MCP Colors: Systematically deal with prompt injection risk
	
	Prompt injection is annoying enough that most (all??) apps so far are mostly just ignoring that it exists and hoping a solution will come along before their customer base grows enough to actually care about security. There are answers!
But first! Breathe deeply and repeat after me: “it’s impossible to reliably detect prompt injection attacks, and it probably always will be”. Breathe deeply again, and accept this. Good, now we’re ready to move on.
How do we make a secure agent?
Simon Wilison has been the leading voice here, with his initial Lethal Trifecta and recently aggregating some papers that build on it. In these ideas, there’s a Venn diagram with 3 circles:

The more recent paper broadened Simon’s “Ability to communicate externally” (i.e. exfiltrate) to include anything that changes state.
MCP Colors 101
In my work, I’ve decided that Simon’s diagram can be simplified to 2 circles, because I always deal with private data. I rephrase those as “colors” that I can slap on MCP tools & label data inputs:
| Untrusted content (red) | Critical actions (blue) | 
| Google search MCP tool | Delete email | 
| Initial input includes .pdf from a prospect | Change a user's permissions | 
| Tool searches CPT code database acquired from internet | Send email to CEO | 
Another change I’ve made is calling it “Critical Ations”. Simon initially limited it to exfiltration, and his recent post expands it to “changes state”. But it’s not always clear. For example, that last one, sending an email to a CEO is clearly not exfiltration (the CEO is certainly authorized to see the information), and it’s also not really changing state, it’s just sending an email. But it could get super embarassing if it sent the wrong email, or too many.

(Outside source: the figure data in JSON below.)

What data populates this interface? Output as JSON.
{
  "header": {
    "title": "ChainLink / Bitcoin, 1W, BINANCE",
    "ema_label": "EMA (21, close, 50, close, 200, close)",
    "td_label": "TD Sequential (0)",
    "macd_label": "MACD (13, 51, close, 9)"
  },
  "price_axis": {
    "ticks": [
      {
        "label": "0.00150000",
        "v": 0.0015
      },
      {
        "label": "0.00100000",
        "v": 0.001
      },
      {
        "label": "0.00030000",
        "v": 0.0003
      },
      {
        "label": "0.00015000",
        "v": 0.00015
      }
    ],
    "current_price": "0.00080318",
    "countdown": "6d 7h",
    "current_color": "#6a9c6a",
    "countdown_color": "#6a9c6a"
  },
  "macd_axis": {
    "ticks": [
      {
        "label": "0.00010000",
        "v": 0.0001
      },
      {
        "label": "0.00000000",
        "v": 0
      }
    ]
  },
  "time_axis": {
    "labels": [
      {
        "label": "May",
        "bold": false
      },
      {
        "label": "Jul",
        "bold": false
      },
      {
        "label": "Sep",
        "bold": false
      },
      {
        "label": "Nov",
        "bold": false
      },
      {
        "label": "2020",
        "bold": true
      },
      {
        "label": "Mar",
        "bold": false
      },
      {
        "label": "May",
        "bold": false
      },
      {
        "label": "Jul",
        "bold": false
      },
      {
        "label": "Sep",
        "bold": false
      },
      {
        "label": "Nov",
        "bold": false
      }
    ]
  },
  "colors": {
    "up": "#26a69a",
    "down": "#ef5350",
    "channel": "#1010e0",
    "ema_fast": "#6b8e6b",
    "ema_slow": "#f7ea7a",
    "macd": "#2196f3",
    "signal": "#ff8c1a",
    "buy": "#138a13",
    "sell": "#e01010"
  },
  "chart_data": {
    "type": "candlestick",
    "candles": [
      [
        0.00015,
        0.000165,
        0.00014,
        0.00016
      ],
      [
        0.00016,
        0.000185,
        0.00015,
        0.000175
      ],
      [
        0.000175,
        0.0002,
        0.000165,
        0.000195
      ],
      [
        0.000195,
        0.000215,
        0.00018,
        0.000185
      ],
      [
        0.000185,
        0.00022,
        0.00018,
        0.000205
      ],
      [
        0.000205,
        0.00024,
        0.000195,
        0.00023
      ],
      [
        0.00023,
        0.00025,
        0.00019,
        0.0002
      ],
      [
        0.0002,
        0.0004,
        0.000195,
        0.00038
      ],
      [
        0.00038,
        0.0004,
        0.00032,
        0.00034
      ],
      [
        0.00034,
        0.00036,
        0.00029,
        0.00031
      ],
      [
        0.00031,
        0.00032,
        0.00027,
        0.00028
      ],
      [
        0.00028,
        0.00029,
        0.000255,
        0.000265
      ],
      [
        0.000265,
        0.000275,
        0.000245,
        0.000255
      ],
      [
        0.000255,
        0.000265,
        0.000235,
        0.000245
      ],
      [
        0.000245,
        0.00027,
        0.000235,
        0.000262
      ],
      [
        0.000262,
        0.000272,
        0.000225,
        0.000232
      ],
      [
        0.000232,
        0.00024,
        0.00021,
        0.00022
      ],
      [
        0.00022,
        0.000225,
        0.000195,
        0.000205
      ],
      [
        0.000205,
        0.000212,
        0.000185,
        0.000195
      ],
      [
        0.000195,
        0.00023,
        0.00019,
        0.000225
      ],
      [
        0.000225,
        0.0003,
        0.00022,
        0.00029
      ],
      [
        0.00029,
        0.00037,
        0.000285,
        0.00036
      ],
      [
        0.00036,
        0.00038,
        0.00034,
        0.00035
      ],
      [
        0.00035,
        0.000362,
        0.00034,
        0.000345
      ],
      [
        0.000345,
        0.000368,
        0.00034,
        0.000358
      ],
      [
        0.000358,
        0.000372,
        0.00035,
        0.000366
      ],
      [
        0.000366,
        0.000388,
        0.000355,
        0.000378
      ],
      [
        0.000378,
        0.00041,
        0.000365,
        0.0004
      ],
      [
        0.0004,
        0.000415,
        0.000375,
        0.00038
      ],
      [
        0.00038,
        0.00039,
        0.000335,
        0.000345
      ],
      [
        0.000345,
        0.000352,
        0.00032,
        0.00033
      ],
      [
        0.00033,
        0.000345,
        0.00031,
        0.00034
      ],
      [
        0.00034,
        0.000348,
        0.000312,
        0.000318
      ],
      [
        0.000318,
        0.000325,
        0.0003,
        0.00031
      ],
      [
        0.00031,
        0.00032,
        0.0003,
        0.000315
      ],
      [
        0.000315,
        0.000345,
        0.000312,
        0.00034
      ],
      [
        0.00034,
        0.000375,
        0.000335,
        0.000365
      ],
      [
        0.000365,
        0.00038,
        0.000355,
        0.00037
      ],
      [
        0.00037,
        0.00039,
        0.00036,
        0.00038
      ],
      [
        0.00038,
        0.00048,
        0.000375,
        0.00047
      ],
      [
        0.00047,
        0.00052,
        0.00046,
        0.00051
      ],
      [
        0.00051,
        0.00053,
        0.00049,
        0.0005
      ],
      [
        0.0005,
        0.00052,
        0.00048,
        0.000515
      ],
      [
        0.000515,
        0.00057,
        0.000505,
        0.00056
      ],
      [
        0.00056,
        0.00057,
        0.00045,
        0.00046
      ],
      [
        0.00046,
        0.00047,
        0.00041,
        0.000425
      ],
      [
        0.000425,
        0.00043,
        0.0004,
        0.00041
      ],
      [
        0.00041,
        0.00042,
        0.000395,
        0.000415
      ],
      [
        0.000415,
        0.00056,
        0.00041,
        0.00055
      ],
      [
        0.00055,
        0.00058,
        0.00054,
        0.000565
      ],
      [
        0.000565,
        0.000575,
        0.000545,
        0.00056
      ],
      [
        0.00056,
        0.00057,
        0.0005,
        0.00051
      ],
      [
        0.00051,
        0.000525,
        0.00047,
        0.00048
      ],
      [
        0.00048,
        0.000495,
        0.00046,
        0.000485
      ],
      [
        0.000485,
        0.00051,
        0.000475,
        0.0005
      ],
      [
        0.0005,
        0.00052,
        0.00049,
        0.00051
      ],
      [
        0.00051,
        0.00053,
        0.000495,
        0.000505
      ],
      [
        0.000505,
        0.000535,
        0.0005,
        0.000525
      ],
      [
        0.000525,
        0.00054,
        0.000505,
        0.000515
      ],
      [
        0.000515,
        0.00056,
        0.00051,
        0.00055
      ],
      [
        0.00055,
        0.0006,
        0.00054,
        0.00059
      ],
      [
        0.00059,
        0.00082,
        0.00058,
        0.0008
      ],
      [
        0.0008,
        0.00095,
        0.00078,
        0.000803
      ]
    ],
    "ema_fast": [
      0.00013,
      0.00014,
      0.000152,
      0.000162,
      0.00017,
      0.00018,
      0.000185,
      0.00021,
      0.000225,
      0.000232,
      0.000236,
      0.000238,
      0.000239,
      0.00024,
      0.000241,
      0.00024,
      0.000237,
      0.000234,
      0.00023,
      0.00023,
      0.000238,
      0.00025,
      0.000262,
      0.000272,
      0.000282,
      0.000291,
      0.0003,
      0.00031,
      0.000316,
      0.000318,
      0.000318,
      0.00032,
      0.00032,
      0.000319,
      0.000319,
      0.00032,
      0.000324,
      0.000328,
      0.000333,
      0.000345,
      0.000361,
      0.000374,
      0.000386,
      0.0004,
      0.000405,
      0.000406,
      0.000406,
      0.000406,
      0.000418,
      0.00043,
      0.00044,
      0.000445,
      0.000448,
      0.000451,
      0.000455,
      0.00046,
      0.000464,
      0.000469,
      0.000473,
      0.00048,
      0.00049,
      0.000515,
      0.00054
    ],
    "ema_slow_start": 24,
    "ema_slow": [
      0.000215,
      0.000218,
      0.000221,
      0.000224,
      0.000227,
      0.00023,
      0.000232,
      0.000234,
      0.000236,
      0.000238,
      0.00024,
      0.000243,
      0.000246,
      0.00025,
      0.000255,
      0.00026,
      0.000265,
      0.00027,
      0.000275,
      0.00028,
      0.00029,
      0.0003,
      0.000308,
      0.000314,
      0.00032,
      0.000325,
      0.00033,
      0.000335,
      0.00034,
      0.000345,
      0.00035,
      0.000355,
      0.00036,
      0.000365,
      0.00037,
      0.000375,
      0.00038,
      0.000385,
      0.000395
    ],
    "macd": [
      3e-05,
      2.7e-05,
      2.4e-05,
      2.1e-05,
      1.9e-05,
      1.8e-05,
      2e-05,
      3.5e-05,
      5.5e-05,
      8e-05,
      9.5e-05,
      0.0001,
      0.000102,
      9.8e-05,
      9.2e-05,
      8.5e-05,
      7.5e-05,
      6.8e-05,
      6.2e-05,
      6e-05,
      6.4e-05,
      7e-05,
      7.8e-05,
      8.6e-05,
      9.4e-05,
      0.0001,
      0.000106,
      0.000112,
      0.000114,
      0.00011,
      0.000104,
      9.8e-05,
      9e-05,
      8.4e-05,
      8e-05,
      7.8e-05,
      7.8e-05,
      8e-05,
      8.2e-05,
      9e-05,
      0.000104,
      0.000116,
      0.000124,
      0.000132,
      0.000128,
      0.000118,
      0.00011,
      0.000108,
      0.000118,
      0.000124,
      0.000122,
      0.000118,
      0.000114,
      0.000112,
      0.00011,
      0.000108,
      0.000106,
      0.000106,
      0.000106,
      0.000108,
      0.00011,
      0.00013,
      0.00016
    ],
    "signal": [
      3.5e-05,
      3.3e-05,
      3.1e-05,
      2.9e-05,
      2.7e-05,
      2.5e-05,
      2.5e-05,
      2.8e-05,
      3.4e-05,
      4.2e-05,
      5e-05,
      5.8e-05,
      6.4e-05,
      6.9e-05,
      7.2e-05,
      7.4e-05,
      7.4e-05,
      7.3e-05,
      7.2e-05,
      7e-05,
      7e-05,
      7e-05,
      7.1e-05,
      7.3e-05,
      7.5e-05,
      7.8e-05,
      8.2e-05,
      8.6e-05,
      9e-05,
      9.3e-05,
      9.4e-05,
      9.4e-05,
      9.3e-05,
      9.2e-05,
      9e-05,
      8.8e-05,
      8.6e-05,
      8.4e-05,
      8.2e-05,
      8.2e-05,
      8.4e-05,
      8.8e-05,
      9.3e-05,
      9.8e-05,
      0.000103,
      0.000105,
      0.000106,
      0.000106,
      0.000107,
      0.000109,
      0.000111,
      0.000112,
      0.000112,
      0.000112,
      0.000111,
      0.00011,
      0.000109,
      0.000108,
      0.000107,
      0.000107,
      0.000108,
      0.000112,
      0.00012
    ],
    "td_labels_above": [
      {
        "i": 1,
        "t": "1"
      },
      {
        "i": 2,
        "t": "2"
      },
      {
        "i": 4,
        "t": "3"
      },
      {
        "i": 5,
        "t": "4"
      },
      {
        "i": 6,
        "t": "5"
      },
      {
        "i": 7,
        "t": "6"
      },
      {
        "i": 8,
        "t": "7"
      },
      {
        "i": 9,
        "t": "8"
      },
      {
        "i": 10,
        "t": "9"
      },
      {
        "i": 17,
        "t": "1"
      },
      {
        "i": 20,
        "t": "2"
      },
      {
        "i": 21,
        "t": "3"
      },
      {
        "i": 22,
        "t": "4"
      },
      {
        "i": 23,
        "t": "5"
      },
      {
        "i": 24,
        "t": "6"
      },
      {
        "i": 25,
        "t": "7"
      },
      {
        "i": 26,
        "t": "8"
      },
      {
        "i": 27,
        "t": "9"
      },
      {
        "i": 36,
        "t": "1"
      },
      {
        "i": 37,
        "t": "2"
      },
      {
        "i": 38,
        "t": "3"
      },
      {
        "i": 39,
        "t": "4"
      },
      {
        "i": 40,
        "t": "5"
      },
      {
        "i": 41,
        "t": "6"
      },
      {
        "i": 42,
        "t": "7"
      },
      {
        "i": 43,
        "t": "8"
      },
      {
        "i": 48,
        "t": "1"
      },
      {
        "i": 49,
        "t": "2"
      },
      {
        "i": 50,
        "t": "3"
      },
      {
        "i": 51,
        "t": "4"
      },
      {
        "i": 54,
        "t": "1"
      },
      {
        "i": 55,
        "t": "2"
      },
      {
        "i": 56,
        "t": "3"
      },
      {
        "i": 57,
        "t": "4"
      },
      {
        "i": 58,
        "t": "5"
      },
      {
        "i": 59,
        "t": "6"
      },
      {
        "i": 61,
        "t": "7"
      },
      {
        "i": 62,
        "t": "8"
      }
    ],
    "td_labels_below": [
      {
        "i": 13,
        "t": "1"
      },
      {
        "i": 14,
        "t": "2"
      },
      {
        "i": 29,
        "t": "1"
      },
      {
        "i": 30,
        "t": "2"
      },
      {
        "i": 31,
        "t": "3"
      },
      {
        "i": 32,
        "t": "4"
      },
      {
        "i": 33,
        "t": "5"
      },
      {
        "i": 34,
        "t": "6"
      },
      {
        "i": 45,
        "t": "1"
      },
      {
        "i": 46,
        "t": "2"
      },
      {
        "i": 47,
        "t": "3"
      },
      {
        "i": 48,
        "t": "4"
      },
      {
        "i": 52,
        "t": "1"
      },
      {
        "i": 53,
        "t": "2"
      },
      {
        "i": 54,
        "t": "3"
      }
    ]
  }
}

It’s something you want to be reeeally careful about; a critical action.
Labeling Colors
It’s simple: an agent can have red or blue but not both.
The Chore: Go label every data input, and every tool (especially MCP tools).
For MCP tools & resources, you can use the _meta object to keep track of the color.
The agent can decide at runtime (or earlier) if it’s gotten into an unsafe state.
Personally, I like to automate. I needed to label ~200 tools, so I put them in a spreadsheet and used an LLM to label them. That way, I could focus on being precise and clear about my criteria for what constitutes “red”, “blue” or “neither”. That way I ended up with an artifact that scales beyond my initial set of tools.
Why do this?
There’s a lot beyond just prompt injection.
Another big problem with MCP is how big it is. Like, the entire point of it is that you don’t have to know what tools you want to use at runtime. You’ll figure that out later.
But from a security perspective that’s nuts. You’re saying you want to release this AI agent thing, and you’re not sure how you want to use it?? Uh no.
Even if you manage to clearly articulate how it’ll be used, now you’ve got O(n^m) different combinations
of different tools to do penetration testing against. That’s certainly job security for pen testers,
but I don’t think most companies would sign up for that.
Focused conversations
When reasoning about the safety of an agent, you only need to consider a single tool at a time. Is it actually red? Are there times where it’s not?
De-coloring
Can you take a tool that’s colored “red” and remove the color? If you could, that would let you put red and blue tools in the same agent.
This seems basically the same as web form validation. It should be possible to do this with unstructured input as well. Like, I think most people would agree that having 10 human beings review a piece of text is enough to “validate” it. What about 1? Maybe there’s cases where LLM-as-a-judge is enough?
Color levels
A collegue suggested a modification: Allow levels 1-5 of each color and set thresholds for blue & red. This is interesting because it allows you to say, “I trust this document more now, maybe not completely, but more than I did”. Partial trust gives us even more options for de-coloring.
Also, it decouples the initial color labels from user preferences & risk tolerance. It lets some users take risks when they think it matters. It also provides a high level view of risks you’re taking. You don’t need to understand the ins & outs of how an agent works. You can control (or just quantify) the risks on a high level that also gives you fine-grained control.
General agents
On a more optimistic note, this feels like a potential path to very general agents running securely. Agents that discover new tools & new agents to interact with. At the moment that all feels technically possible, maybe, but a complete security nightmare. This might actually be a decent path toward that.
Conclusion
Simon wanted me to write it up. I did. I think it’s a good idea, but I’d love more feedback.
Something not voiced explicitly — yeah, this means you have to actually think about what’s going into your tools. Sure, this helps scope the conversation so it’s more tenable. But there’s no free lunch. If you want security, you’re going to have to think a bit about what your threat model is.